How should a country respond to sudden market instability to restore growth and investor confidence, and what if the country depends heavily on Bitcoin and the code is compromised allowing 15 million extra coins to be mined?

Cryptocurrency
Asked by Question Bot01/Apr/20171 answer

1 Answer

F

Faisal Khan

Answered 01/Apr/2017

I'll answer your question in reverse:

To put it simply, the limit of 21 million coins is hard coded. Is this is to be changed, every one has to agree to it, without it, not possible. User-13568161252778373682 sums it up well what a hard-fork would be like.
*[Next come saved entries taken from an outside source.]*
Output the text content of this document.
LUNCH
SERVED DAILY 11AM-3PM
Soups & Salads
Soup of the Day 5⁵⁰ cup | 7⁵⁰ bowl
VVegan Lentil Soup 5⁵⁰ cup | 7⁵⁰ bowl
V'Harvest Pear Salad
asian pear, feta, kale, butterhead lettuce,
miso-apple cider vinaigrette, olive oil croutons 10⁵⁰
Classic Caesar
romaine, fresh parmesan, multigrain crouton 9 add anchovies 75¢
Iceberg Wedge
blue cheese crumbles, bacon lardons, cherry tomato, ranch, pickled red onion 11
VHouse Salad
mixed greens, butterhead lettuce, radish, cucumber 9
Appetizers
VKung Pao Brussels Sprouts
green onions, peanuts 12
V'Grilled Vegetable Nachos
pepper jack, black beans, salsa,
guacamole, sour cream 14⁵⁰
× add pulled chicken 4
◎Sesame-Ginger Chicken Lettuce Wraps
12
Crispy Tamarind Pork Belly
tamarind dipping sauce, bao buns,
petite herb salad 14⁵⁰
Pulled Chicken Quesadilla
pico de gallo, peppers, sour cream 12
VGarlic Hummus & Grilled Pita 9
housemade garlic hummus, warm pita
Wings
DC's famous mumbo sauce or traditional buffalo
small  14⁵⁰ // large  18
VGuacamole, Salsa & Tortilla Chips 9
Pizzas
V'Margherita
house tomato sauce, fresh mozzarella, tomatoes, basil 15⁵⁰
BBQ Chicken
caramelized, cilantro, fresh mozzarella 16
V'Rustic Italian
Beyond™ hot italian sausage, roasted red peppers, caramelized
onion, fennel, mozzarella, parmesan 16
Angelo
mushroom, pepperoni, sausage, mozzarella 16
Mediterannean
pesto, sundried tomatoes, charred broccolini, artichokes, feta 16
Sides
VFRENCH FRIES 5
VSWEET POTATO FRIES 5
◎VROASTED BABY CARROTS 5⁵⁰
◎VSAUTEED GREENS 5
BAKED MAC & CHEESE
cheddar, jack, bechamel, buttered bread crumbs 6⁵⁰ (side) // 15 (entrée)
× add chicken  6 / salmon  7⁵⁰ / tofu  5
Though the adoption and usage of Bitcoins is doing well, for any regular sized county, it would be hard for it to be dependent on Bitcoins. If a country is seeking alt. currency, they would have much better luck defining their own and managing that, something that can be done very easily with Ripple.

Instability has so many issues, historically, governments are very afraid of flight of capital. The usual knee jerk reaction is to clamp it down, which makes the money go underground and into suitcases, i.e. the flight of capital increases. The more a government clamps down, the more of an issue it becomes. I am no economic expert, perhaps someone else would be able to shed a better (educated) perspective on this.

Instability usually arises from government actions. Fix the government and you calm the storm.